Lastly, there is the User Learning-Driven Organization at the top of the pyramid. Instead of thinking

“Hot Pink works”

You are thinking

“Our users like Hot Pink.”

Seems like a small difference? Think again. Before, while you’ve learned that Hot Pink works, you didn’t really connect it to the user. Your main question wasn’t “who is our user, what’s her needs and preferences” but you were learning on how to drive the metric up. And in doing so, you’ve most of the time, alienated the user all together as a bunch of metrics. But in a User Learning Driving Organization, it’s different. You are asking about the user. You are experimenting to discover the user. You are learning about the user.

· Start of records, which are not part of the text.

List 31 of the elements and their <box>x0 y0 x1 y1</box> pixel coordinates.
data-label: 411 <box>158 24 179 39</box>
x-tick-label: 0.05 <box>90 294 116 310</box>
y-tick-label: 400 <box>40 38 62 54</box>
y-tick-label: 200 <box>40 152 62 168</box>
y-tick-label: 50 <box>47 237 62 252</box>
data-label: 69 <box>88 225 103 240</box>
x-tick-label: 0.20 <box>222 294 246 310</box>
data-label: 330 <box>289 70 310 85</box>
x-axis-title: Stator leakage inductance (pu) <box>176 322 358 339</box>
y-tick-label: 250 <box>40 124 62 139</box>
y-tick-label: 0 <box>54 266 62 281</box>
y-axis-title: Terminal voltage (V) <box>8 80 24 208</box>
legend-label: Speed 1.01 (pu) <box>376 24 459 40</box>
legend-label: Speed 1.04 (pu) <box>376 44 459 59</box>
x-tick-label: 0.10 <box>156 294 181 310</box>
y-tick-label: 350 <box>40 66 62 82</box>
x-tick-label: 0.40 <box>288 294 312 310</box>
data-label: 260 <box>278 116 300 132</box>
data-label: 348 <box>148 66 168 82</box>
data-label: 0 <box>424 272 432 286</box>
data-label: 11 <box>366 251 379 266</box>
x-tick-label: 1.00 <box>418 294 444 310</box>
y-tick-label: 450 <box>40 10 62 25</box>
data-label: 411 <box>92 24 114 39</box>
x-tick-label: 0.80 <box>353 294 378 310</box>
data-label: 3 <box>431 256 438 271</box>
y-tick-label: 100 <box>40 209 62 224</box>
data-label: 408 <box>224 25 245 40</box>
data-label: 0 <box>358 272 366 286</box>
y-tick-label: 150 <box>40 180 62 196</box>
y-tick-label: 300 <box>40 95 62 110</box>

This is an enormous leap. If the marketing team finds that your users love the outdoors, the product team can implement this learning to the product. Now, Learnings are stacked on top of different teams. As obvious as this sounds, usually, in a learning-driven organization marketing team will never say “our users love the outdoors.” They will say “hiking images lifted conversion by x percent.” The product team will most likely see no way to put in hiking images in the current product, and the learning becomes a dead end. But, if you connect to this user, it’s a drastically different story. The product team will be like “If our users like hiking, maybe they are active people with a lot of energy? Maybe we should have stronger and faster animations?” Do you see how far the product team went from just “hiking images.” Of course, they will test this out with a/b testing, but this hypothesis will have a higher likelihood of success than just throwing random experiment after experiment. The difference in anchoring an experiment on the user and solely on metrics is an enormous difference, to say the least.

When startup leaders like Paul Graham say “focus on your users” I used to think, duh? After 10 years in the startup industry, I think the advice is worth a million dollars. It’s like a restaurant owner who says “focus on cleanliness” or a teacher who says “love your students.” The insight is unfathomable until you actually get it.

You are building a product for users. Not metrics, not revenue, not experiments. These will all follow when you learn about your users. Learn who they are. Learn what they like. And then implement that learning to every department. Use the hustling mentality, data, experiments, and learnings for your users, not for revenue alone. This will give you at least a startup that is generating $10 million a year.